What remains to be done:

  1. Changing this code causes the test harness to fail because we've "lost" support for the "AOC" Samsung/Pentax lenses.
  2. We must restore the existing code and add new classes as I explained earlier.
  3. Add new tests for your file.
  4. We could modify the "AOC" code to flexibly deal with either "AOC" or "SAMSUNG". This will be quite easy. However, it might modify the API and we never do that on the 0.27-maintenance branch. We can add new classes, however we shouldn't change any existing class that is visible in the API.

We don't need to preserve the API for v1.00, although it is desirable to do so when possible.

I hope you, or a member of Team Exiv2 will work on this for v1.00.

jiemdev commented 3 years ago

It looks great, thanks. I have a question: why copying/changing from PentaxMnHeader (AOC\0) and not from PentaxDngMnHeader (PENTAX \0) and DNG like the Samsung file ?

clanmills commented 3 years ago

I don't understand your question.

jiemdev commented 3 years ago

For Pentax, there is the class PentaxMnHeader and the class PentaxDngMnHeader. I guess it depends on the raw format of the file? Because Pentax is able to output DNG or PEF. Samsung DSLR counterpart like GX-20 (Pentax K20D clone) only outputs DNG format. Or maybe I am totally wrong.

jiemdev commented 3 years ago

Maybe it is a coincidence but we can see that the PentaxDngMnHeader::signature_ contains an additional space at the end: "PENTAX \0". Strange, isn't it? That way it is 8 chars long. That matches the length of samsung header "SAMSUNG\0".

clanmills commented 3 years ago

I can't speculate about how/why the camera manufacturer does anything. I am seldom impressed by firmware. I have to deal with the consequences of random and irrational behaviour. For example, Canon have three totally different RAW formats (.CRW, .CR2 and .CR3).

I will however offer my respect for the hardware of the cameras. They are usually very robust devices and at the low end, very good value.

nhelkenn commented 9 months ago

This is an old thread, but I have been advised to mention my issue here.
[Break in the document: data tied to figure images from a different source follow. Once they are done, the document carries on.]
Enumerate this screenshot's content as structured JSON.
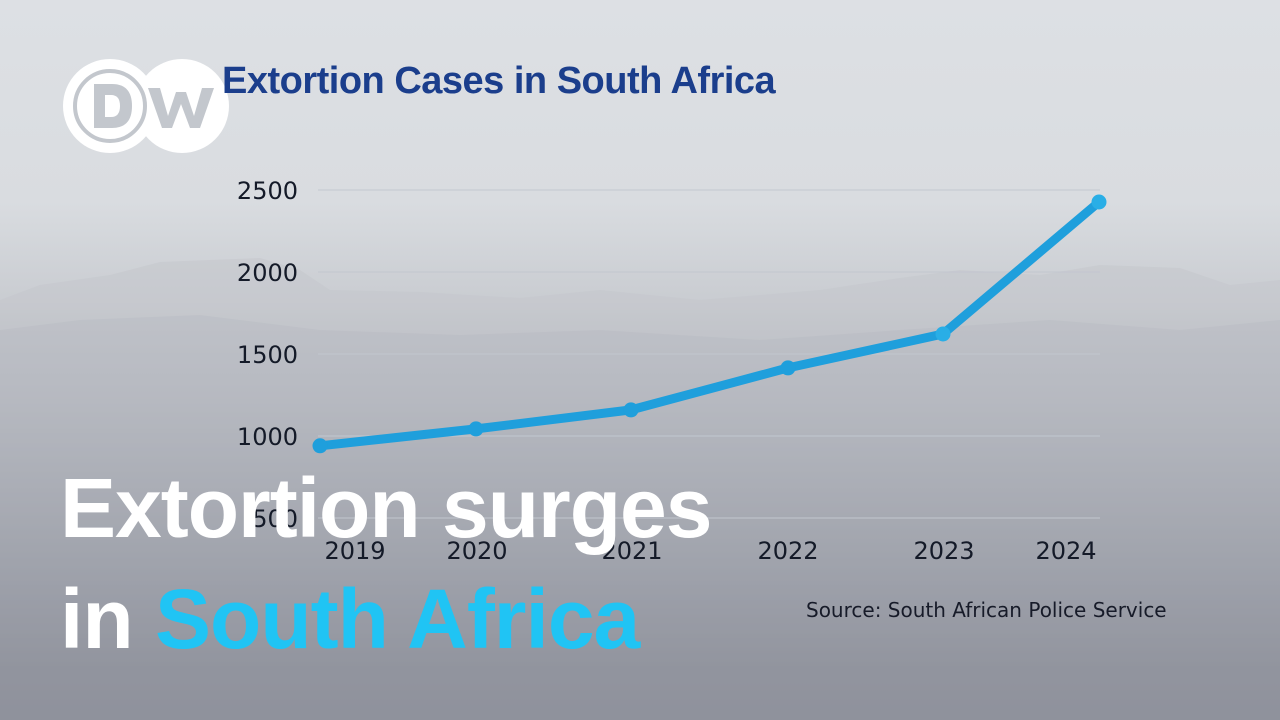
{
  "brand": {
    "logo_text": "DW",
    "logo_color": "#ffffff",
    "logo_glyph_color": "#c3c7cd"
  },
  "headline": {
    "line1": "Extortion surges",
    "line2_prefix": "in",
    "line2_highlight": "South Africa",
    "highlight_color": "#20c4f4"
  },
  "chart_data": {
    "type": "line",
    "title": "Extortion Cases in South Africa",
    "xlabel": "",
    "ylabel": "",
    "categories": [
      "2019",
      "2020",
      "2021",
      "2022",
      "2023",
      "2024"
    ],
    "x_tick_labels": [
      "2019",
      "2020",
      "2021",
      "2022",
      "2023",
      "2024"
    ],
    "series": [
      {
        "name": "Extortion cases",
        "values": [
          940,
          1043,
          1159,
          1415,
          1622,
          2427
        ],
        "color": "#1f9fdc"
      }
    ],
    "y_ticks": [
      500,
      1000,
      1500,
      2000,
      2500
    ],
    "ylim": [
      500,
      2500
    ],
    "grid": true,
    "legend": "none",
    "source": "Source: South African Police Service"
  }
}
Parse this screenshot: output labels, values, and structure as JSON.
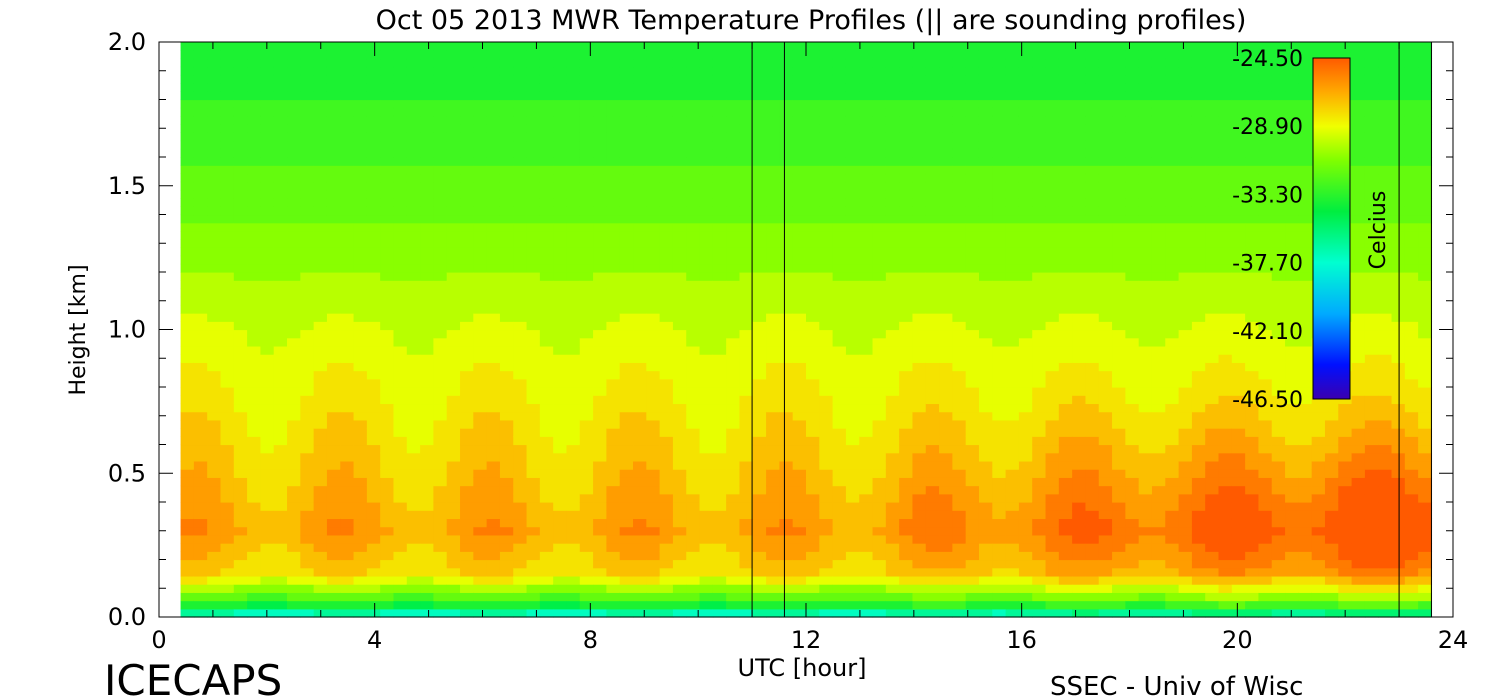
{
  "chart_data": {
    "type": "heatmap",
    "title": "Oct 05 2013 MWR Temperature Profiles (|| are sounding profiles)",
    "xlabel": "UTC [hour]",
    "ylabel": "Height [km]",
    "xlim": [
      0,
      24
    ],
    "ylim": [
      0,
      2.0
    ],
    "x_ticks": [
      "0",
      "4",
      "8",
      "12",
      "16",
      "20",
      "24"
    ],
    "y_ticks": [
      "0.0",
      "0.5",
      "1.0",
      "1.5",
      "2.0"
    ],
    "colorbar": {
      "label": "Celcius",
      "range": [
        -46.5,
        -24.5
      ],
      "ticks": [
        "-24.50",
        "-28.90",
        "-33.30",
        "-37.70",
        "-42.10",
        "-46.50"
      ]
    },
    "sounding_times_hours": [
      11.0,
      11.6,
      23.0,
      23.6
    ],
    "data_coverage_hours": [
      0.4,
      23.6
    ],
    "temperature_profile_summary": [
      {
        "height_km": 0.0,
        "temp_c": -38.5
      },
      {
        "height_km": 0.05,
        "temp_c": -33.0
      },
      {
        "height_km": 0.15,
        "temp_c": -28.0
      },
      {
        "height_km": 0.3,
        "temp_c": -26.5
      },
      {
        "height_km": 0.5,
        "temp_c": -27.5
      },
      {
        "height_km": 1.0,
        "temp_c": -29.5
      },
      {
        "height_km": 1.5,
        "temp_c": -32.0
      },
      {
        "height_km": 2.0,
        "temp_c": -34.0
      }
    ]
  },
  "footer": {
    "brand": "ICECAPS",
    "credit": "SSEC - Univ of Wisc"
  },
  "colors": {
    "background": "#ffffff",
    "axis": "#000000",
    "warm": "#ff6a00",
    "cold": "#3a00b0"
  }
}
I have RAW files from my Samsung camera that are not being properly processed. The error log for DigiKam is reporting issues with Exiv2. I am hoping there is more updated information available on the solution.

Thank you, Nadine H

nhelkenn commented 6 months ago

It has been over 2 months & I see no response on the issue. I am hoping that is because we were all super busy over the holidays of the season. Perhaps someone will be able to address a resolution to my issue? Thank you very much.